C'est ce qui m'a été dit. En tout cas sur cette partie là de Bâle II. Nous avons également décidé de travailler en commun et d'échanger nos projets sur la régulation des dérivés. Compte tenu des volumes de transaction en cause, échappant à toute forme de transparence ou de contrôle, c'est un sujet majeur. Il y a aussi un travail sur les normes comptables, sur les agences de notation... En somme, nous sommes convenus d'intensifier notre coopération sur l'ensemble des objectifs du G20.

Quels furent les principaux sujets de votre entretien avec Ben Bernanke?

Nous avons beaucoup parlé de la dimension de l'accord européen intervenu dimanche en faveur de la zone euro. Il y avait une préoccupation très forte des Etats-Unis au sujet de ce qui s'est passé. Je crois que les autorités politiques américaines, les superviseurs et les marchés ont réagi positivement à la force de la réponse européenne. Je lui ai expliqué que derrière les chiffres, les lignes de crédit mis en œuvre et les mécanismes de solidarité, un vrai progrès est né de cette crise: l'avènement d'une véritable gouvernance économique européenne décidée par les chefs d'Etat et de gouvernement. Je ne peux pas commenter l'appréciation de Ben Bernanke mais je pense qu'aux Etats-Unis où il y avait une inquiétude, ce plan de solidarité et de responsabilité dans la zone euro a été globalement bien reçu.

Tim Geithner vous a-t-il fait part de ses préoccupations sur la directive AIFM, relative à l'investissement alternatif en Europe?

Il m'a confirmé ses préoccupations. J'ai compris que c'était important pour lui et je lui ai simplement dit que j'avais affaire en Europe à un débat souverain et démocratique entre le parlement et le Conseil des ministres. Je souhaite que le réforme sur la régulation des hedge funds et du capital investissement soit conclue avant l'été et ne crée pas de barrières ni de discriminations envers les Etats-Unis. Il a compris que j'étais sincère et déterminé à travailler à un accord qui ne soit pas discriminatoire et permette la réciprocité.

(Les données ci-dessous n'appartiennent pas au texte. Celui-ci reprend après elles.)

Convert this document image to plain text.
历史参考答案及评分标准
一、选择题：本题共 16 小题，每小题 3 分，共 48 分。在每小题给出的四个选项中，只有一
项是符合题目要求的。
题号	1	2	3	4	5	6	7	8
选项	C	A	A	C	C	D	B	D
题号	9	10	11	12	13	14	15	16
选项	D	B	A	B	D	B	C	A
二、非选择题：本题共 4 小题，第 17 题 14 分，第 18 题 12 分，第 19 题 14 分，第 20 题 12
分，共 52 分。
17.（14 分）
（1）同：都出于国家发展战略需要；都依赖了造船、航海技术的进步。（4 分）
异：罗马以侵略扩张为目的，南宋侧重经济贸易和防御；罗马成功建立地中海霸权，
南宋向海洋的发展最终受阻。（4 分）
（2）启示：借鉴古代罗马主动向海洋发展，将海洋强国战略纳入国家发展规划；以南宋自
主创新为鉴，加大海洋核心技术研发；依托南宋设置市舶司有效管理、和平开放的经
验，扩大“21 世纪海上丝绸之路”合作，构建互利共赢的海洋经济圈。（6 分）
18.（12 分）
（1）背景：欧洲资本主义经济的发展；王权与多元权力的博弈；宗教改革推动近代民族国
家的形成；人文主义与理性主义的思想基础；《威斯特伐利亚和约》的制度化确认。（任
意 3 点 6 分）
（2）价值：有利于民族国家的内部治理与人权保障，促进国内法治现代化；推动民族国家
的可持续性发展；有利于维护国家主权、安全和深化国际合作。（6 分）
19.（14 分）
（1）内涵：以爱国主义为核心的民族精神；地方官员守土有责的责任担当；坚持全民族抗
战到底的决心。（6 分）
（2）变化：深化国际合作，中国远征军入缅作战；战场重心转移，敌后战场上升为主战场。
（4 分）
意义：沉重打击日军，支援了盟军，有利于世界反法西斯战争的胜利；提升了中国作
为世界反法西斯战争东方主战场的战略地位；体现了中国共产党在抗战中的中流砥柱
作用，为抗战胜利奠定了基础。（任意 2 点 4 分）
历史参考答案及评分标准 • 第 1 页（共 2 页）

Que vous inspire l'abandon par le Sénat américain de la création d'un fonds de résolution pour les banques?

C'est une décision souveraine du Congrès américain. Nous, Européens, avons une autre approche. J'ai beaucoup échangé aux Etats-Unis sur cette boîte à outil de résolution et de prévoyance des futures crises à laquelle nous travaillons. L'idée d'un fonds de résolution que j'ai présentée voilà trois semaines à Madrid a été globalement bien reçue et figure d'ailleurs dans les propositions du Fonds monétaire international (FMI). Il s'agit bien d'un fonds de prévoyance des crises à venir et non d'un fonds de réparation des crises passées. Les deux idées qui sous-tendent cette proposition : d'abord, prévenir coûte moins cher que réparer. Voilà pourquoi il faut se doter des moyens de prévenir, juridiques et financiers. Deuxièmement, les contribuables ne doivent plus être en première ligne. Les Américains sont en train de prendre une autre route qui consistera, en cas de besoin, à utiliser le crédit du Trésor, quitte à se faire rembourser ensuite, et non l'argent mis de côté par les institutions financières.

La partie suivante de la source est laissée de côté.